Reporter Jackie Calmes pretends it's a certainty that Obama-care will actually save money: "Republicans also say they will try to deny money to put Mr. Obama's new health care law into effect, though they have not made clear what they would do to make up the cost savings that would be lost if they succeeded in repealing the law."
The Times is quickly acting to squeeze out conservative enthusiasm resulting from the strong Republican gains on Tuesday night. Reporter Jackie Calmes made Friday's front page with the doubting "G.O.P. Lists Sweeping Goals, But Their Impact Is Uncertain."

But Calmes invites major skepticism herself when she claims that repealing Obama-care would actually cost the government money, a dubious opinion that ignores the history of government programs, and is based on slanted government data.

Times reporter Calmes also examines the prospect of extending the Bush tax cuts for all through the liberal prism of what it will cost the government in revenue, not what it could do to help jolt economic growth.

Republican leaders in Congress are preparing to take power in two months with ambitious and sometimes contradictory goals for economic and fiscal policies, leaving little common ground with President Obama and much uncertainty about the potential impact on the nation's problems.

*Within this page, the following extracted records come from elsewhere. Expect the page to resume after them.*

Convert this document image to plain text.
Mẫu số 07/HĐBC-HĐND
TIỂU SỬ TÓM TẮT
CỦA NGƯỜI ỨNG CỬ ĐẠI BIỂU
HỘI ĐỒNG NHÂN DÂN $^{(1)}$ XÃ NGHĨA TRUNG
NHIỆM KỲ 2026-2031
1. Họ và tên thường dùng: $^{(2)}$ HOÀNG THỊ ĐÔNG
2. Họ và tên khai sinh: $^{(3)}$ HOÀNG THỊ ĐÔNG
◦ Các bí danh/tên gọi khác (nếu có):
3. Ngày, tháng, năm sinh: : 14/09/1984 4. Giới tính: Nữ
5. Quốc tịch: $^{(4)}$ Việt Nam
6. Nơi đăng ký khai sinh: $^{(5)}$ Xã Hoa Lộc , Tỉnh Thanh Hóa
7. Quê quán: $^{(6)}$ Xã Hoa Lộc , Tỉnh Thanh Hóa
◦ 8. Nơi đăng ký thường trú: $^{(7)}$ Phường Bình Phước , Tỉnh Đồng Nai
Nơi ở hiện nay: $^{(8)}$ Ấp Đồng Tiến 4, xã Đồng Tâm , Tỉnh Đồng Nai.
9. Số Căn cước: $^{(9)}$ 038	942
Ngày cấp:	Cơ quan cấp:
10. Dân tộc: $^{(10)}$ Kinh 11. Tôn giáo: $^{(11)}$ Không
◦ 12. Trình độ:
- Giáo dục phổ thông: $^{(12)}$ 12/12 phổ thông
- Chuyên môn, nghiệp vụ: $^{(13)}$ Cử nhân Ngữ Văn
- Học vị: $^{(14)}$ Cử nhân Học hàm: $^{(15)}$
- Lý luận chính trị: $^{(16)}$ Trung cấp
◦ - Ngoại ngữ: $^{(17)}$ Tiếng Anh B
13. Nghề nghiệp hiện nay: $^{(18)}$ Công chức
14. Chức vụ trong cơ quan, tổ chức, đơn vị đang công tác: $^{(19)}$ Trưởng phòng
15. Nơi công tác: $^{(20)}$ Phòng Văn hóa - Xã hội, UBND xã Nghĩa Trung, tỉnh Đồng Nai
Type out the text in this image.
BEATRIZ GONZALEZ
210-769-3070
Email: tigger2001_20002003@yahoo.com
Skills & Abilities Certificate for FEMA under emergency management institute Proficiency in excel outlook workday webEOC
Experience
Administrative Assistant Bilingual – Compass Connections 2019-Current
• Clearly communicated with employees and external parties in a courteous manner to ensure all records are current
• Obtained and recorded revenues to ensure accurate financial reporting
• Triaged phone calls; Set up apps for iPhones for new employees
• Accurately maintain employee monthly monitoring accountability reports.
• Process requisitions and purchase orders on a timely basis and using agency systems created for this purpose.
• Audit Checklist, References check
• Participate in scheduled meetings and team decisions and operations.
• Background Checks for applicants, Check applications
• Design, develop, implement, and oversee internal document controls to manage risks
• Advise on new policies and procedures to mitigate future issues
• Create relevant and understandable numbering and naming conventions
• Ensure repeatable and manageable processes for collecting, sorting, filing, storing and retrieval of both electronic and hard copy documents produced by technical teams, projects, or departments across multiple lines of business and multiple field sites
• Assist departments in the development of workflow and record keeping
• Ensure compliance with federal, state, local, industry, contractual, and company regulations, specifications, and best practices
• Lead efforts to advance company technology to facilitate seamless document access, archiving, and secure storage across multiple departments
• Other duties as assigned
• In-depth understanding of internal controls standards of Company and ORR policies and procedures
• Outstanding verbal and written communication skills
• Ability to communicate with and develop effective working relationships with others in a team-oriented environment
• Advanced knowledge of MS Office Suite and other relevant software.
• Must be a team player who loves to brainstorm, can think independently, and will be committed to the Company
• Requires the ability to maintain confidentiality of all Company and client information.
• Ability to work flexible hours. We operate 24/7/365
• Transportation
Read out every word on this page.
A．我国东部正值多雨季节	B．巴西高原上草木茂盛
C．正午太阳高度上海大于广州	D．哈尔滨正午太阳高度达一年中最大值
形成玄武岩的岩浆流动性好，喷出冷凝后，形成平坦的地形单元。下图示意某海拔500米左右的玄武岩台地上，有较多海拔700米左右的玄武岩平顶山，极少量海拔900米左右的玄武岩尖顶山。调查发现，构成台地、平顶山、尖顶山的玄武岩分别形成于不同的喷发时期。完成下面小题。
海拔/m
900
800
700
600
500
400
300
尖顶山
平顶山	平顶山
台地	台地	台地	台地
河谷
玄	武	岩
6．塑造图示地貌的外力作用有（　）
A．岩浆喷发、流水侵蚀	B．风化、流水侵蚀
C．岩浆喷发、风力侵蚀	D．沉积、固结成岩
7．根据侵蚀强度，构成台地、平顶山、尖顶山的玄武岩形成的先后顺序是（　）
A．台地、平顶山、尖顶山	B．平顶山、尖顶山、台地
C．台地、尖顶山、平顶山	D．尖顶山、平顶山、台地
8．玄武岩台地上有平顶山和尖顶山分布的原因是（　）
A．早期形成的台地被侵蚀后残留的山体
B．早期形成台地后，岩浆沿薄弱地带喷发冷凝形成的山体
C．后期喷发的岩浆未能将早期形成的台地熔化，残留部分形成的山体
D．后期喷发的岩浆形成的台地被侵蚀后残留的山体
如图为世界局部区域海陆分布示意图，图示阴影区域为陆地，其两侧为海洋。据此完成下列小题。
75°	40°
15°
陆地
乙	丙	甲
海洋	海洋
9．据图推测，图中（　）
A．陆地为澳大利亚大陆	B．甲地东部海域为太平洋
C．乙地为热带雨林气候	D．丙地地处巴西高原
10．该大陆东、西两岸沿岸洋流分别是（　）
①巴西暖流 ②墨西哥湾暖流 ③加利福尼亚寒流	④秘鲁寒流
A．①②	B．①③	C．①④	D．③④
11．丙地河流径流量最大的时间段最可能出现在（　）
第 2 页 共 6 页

Republicans are standing by their campaign vows to slash spending for domestic programs immediately by at least one-fifth - $100 billion in a single year - even as many mainstream economists say such deep cuts could further strain the economy and should await its full recovery. Republicans also say they will try to deny money to put Mr. Obama's new health care law into effect, though they have not made clear what they would do to make up the cost savings that would be lost if they succeeded in repealing the law.

But at Reason.com, economic Veronique de Rugy rues the "fantasy at work in many official health care cost projections," including data from the Congressional Budget Office that the Times and Democrats have used to argue Obama-care as a cost-saver.